Of course, the need to be a commercial success and to have mass appeal virtually guarantees that TV will always tend to the lowest, blandest common cultural denominator.  If something is radical and shocking, it will probably boost viewing figures for a short time; but then it rapidly ceases to be radical and shocking as it is slowly accommodated to the market place so that it can be sold to as many as possible; if there is no such accommodation, it will die the death of an unmarketable product.  Homosexuality is the obvious example: how disturbing and anarchic is the homosexual impulse!  Yet how comfy and middle class it has become in an era where virtually every interior designer on the TV is obviously queer.  These people don't smash up society; they redecorate it with the help of some tasteful purchases from Pier 1 Imports.

 

This brings us to the bland aesthetics of the pop musicians of American Idol.  Dare I say it?  When a TV audience gets to choose the pop star, the result is scarcely going to be a Woody Guthrie or a Bob Dylan.  Bland is going to rule the day. So, when Pope Benedict has Kelly Clarkson fronting him as his support band, he is co-opted by the blandness of the TV world and arguably jeopardizes any critical or prophetic edge he might have had.

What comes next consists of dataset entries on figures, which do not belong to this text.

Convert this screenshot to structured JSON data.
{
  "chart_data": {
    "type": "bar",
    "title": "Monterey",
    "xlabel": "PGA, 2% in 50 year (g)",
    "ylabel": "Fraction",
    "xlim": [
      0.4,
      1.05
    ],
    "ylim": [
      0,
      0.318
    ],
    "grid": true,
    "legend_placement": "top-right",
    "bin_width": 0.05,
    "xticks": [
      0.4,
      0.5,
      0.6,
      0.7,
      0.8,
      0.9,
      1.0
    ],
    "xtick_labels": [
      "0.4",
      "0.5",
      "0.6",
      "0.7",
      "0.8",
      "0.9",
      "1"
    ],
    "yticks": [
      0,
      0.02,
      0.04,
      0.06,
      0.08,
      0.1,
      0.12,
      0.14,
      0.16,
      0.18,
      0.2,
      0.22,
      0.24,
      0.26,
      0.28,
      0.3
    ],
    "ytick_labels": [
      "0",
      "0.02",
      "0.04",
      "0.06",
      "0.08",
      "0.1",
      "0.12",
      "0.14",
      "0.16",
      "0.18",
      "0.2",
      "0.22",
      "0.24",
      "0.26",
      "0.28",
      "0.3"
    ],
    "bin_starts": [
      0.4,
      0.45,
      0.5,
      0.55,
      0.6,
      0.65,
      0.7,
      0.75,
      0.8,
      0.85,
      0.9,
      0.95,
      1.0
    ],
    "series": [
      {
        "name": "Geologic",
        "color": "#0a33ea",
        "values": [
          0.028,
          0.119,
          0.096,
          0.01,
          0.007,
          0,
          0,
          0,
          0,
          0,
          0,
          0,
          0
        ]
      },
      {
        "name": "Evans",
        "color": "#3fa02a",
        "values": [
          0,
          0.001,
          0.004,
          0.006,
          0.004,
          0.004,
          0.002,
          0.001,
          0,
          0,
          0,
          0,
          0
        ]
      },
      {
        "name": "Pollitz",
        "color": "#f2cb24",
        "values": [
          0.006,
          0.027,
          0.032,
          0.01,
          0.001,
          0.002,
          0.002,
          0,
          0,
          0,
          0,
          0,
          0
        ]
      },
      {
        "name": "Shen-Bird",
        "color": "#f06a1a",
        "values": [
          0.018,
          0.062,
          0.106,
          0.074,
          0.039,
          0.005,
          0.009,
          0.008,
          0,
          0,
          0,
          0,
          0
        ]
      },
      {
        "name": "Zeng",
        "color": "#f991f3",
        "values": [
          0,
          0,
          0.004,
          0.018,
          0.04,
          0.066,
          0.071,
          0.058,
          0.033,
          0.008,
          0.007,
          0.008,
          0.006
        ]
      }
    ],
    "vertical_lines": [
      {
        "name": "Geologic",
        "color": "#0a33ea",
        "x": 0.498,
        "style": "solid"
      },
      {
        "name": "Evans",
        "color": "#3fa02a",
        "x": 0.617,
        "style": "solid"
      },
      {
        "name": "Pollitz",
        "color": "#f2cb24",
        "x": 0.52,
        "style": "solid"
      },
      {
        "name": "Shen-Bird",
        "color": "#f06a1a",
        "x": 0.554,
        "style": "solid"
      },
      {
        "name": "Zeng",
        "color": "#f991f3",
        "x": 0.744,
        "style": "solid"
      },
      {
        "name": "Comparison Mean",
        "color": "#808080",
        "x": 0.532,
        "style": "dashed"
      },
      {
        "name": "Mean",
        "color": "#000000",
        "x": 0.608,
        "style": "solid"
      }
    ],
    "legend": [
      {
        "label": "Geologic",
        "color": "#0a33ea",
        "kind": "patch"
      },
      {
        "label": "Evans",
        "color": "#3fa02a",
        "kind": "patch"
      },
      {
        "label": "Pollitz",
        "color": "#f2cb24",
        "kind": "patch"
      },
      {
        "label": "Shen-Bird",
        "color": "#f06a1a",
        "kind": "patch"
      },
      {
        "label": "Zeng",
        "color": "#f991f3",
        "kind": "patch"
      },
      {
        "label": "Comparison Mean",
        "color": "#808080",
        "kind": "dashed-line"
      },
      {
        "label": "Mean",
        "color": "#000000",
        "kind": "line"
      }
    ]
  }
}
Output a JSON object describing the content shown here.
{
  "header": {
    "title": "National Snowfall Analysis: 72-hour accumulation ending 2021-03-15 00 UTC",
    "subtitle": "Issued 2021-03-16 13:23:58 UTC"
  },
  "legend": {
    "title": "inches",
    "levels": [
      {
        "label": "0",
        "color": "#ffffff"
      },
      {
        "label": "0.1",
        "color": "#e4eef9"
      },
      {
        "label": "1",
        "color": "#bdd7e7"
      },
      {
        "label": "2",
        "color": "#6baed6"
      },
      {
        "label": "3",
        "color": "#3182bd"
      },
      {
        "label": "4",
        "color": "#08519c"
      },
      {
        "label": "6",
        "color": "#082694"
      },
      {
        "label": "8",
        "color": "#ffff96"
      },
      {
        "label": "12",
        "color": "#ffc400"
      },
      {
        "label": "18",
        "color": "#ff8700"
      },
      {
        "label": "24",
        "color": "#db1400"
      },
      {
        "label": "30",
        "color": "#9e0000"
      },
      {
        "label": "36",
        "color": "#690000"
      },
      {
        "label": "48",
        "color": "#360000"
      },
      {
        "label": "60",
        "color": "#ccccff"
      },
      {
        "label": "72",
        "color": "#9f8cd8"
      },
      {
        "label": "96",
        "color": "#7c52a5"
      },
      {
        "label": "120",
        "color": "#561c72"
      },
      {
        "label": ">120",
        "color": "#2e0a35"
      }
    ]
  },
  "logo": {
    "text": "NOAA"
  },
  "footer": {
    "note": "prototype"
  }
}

Indeed, this is just a microcosm of the whole visit: the whole thing was one huge TV event involving pilgrimages from one pop culture site and content to the next.  But of course, the Pope is only doing what Rome has done best through the years: adapting to the current cultural context.  In times past, Rome would have replaced the god who looked after the village well with a patron saint, and thus Christianised villages without really challenging the underlying pagan values.  Today, Pope Benedict speaks to young people after they have been `warmed up' - or should it be `put to sleep' by one the blandest and least threatening phenomenon of recent cultural history.   In the words of Led Zeppelin (now that would have been a support band worth having) the singer changes, but the song remains the same.  And every time the really prophetic possibility of proclaiming Christ is lost in the soporific clouds of opium smoke in the surrounding culture.  

 

It is a fine line between cultural contextualisation and cultural syncretism.  Rome has consistently blurred that boundary over the years and, to be honest, proved remarkably successful at it, from the substitution of the pagan pantheon with patron saints, to the triumph of Jesuit moral probabilism in seventeenth century France, to hob-nobbing with Muslim leaders, to the co-opting of American Idol for the latest world tour.    Yet the problem is no less for us Protestants.  Indeed, it should be greater, because orthodox Protestantism has traditionally been less willing on paper to allow a blurring of the boundary between the God of the Bible and the world around us; but, in our drive to be successful, there is still a constant temptation to judge our success by the criteria of the wider culture, to adopt the methods of the wider culture, and to co-opt the movers and shakers of the wider culture.   We may not appear on stage with Ms Clarkson, but that's probably because we haven't been invited, not because we are acting out of principle.  And we have our own celebrity culture, our own conference groupies, our own ambitions to seize the modern media for Christ.  In so doing, we surely underestimate the power of the modern media to consume and subvert all that touches it.